Jason Holder—Senior Attorney
ATTORNEY ETHICS: How to Make a Bad Situation Worse: Court Sanctions Attorney for Using Hallucinated Cases to Defend Himself Against Motion Alleging Prior Use of Hallucinated Cases
In a cautionary tale for attorneys seeking to use artificial intelligence (“AI”) technology in an effort to save time and money, a New York trial court has sanctioned counsel for relying “upon unvetted AI—in his telling, via inadequately supervised colleagues—to defend his use of unvetted AI.” Ader v. Ader, 2025 N.Y. Misc. LEXIS 7848, at *1, 2025 NY Slip Op 51563(U), 1, 87 Misc. 3d 1213(A), 240 N.Y.S.3d 701 (Sup. Ct. N.Y. County Oct. 1, 2025). The initial offense was brought to the court’s attention when the opposition “identified inaccurate citations and quotations in Defendants' opposition brief that appeared to be ‘hallucinated’ by an AI tool.” Id. at *3. Without admitting or denying the use of AI, the offending attorney initially suggested that the passages cited by the opposition “were intended as paraphrases or summarized statements of the legal principles established in the cited authorities.” Id.
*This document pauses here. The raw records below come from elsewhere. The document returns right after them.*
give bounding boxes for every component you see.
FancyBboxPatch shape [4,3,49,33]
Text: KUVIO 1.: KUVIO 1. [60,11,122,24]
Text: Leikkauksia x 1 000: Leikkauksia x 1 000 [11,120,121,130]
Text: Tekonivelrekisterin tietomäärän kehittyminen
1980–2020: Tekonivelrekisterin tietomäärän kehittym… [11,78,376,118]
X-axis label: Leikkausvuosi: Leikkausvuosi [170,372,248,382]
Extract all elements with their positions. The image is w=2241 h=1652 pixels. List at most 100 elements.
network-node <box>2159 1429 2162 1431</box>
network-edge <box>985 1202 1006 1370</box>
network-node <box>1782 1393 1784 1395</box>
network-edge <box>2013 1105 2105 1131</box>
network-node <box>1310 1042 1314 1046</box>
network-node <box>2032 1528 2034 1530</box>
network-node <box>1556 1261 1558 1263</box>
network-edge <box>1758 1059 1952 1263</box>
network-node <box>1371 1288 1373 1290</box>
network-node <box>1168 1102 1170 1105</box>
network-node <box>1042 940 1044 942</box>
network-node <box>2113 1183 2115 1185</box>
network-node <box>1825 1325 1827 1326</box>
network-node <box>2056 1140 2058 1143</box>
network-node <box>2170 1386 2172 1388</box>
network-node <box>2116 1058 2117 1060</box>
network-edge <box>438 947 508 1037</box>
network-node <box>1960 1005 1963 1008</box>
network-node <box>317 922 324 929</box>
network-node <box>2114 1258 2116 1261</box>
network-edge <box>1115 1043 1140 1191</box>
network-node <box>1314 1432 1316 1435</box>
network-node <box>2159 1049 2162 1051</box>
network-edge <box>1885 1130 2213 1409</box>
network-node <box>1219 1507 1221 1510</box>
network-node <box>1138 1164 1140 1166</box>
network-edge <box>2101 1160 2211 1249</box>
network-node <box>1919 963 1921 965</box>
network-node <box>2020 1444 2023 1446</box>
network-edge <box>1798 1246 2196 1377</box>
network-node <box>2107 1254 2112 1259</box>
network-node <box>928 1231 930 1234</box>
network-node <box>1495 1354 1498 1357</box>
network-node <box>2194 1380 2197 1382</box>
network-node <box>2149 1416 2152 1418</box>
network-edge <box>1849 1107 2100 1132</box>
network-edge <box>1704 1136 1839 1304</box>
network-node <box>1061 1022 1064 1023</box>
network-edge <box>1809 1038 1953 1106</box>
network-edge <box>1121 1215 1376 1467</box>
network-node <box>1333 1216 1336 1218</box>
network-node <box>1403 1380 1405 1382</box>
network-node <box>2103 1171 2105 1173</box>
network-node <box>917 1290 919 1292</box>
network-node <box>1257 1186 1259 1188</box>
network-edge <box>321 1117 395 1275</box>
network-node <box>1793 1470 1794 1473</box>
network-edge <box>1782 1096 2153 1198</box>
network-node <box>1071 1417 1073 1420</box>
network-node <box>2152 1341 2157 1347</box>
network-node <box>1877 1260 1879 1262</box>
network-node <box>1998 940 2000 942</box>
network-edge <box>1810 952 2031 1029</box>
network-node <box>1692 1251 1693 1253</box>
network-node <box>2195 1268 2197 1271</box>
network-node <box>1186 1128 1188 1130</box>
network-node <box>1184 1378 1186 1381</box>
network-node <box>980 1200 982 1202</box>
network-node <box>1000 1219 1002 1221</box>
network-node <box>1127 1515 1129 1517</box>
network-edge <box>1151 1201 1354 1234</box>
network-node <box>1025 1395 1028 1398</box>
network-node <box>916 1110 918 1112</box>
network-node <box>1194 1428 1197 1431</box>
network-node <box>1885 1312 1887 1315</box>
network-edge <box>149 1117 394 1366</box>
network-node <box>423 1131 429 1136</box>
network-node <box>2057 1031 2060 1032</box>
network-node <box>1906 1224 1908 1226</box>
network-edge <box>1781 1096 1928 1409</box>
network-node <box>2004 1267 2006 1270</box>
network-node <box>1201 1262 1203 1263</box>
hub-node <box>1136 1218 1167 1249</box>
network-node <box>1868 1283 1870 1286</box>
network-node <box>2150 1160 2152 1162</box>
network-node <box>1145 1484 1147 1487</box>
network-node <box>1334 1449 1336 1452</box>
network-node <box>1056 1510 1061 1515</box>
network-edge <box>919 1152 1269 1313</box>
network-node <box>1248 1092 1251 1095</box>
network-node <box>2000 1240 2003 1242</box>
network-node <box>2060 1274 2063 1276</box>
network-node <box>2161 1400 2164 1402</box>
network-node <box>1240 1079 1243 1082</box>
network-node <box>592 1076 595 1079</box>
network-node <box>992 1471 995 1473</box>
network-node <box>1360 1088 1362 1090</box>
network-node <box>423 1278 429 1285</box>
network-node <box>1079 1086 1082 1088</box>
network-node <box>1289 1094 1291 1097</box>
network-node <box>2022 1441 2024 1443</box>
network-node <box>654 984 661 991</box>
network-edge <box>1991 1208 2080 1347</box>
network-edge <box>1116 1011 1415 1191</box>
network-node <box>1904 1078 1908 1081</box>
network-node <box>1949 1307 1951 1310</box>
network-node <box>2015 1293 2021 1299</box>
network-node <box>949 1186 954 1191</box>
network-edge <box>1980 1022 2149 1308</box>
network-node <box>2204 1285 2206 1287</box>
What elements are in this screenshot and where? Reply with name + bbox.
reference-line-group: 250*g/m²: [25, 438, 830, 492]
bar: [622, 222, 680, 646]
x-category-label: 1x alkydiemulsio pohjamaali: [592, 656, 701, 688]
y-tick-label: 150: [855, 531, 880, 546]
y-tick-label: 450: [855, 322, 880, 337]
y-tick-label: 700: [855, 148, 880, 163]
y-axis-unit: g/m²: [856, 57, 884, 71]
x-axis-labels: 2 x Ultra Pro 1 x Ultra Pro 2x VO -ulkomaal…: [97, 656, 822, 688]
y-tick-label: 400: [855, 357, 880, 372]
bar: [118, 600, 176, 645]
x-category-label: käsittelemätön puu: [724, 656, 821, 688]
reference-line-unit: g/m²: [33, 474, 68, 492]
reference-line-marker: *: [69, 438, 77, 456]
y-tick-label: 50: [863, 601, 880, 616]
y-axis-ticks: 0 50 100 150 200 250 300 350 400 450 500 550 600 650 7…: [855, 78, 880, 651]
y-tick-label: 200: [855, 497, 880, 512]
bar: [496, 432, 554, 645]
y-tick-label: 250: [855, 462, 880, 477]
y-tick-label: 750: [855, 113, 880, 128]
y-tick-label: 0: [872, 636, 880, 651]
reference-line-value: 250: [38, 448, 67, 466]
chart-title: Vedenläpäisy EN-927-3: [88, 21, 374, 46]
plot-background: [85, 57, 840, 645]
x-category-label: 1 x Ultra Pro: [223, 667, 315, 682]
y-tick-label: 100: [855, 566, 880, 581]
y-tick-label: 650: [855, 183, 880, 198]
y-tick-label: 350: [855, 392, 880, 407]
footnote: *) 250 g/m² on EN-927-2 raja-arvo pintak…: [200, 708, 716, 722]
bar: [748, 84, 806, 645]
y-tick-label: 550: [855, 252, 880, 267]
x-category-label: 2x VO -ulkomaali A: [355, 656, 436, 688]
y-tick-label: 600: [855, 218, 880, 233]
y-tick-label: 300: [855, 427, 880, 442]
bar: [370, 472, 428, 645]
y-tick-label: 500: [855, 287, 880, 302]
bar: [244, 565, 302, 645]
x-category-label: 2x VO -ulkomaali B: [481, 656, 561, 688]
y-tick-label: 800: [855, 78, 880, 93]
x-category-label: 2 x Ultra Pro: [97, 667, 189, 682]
Rejecting this argument, the court noted that the “paraphrases” included “bracketed terms to indicate departure from a quotation (not something one would expect to see in an intended paraphrase) and comments such as ‘citation omitted.’” Id. at *4. Compounding matters, the cases cited relied upon for the alleged paraphrases of law “did not stand for the propositions quoted, were completely unrelated in subject matter, and in one instance did not exist at all.” Id.